Reason I ask is that I fervently believe I too have PPMS but am getting nowhere with Neuros and doctors (usual story).
I have had problems on and off since I was 15 with loss of feeling in legs, pins and needles, feeling very weak, mind-numbing fatigue and then five years ago all those things happening all at once, together with loss of bowel control, bladder problems, vaginal numbness, clumsiness, double vision, burning pains and perception problems and dizziness.

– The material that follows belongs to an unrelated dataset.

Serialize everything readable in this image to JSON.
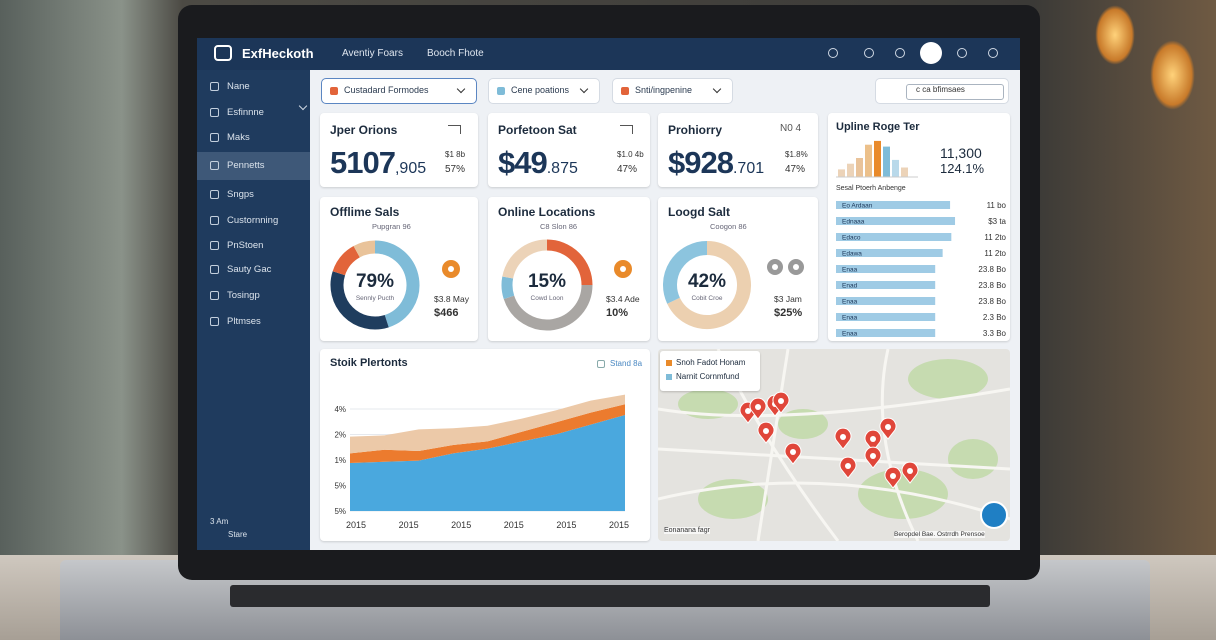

Most recent episode started on Christmas Day whereby I collapsed with usual symptoms plus new one of pain in back of right eye. Am off to Opthalmic Consultant in about an hour actually.
Just wondered though how you actually get to a diagnosis of PPMS as someone on this site recently said that most people with PPMS may never get a diagnosis, which really perturbs me.
I have asked my Neuro for an MRI but was told no as he didn’t want to expose me to radiation.
I am currently trying to get another appointment with him to say that I will pay for MRI myself if he will just refer me (I have a printed application form for an MRI at Nuada in London ready to take with me for his signature and referral but am expecting yet another battle).
Any thoughts/help with the diagnosis protocol would be much appreciated.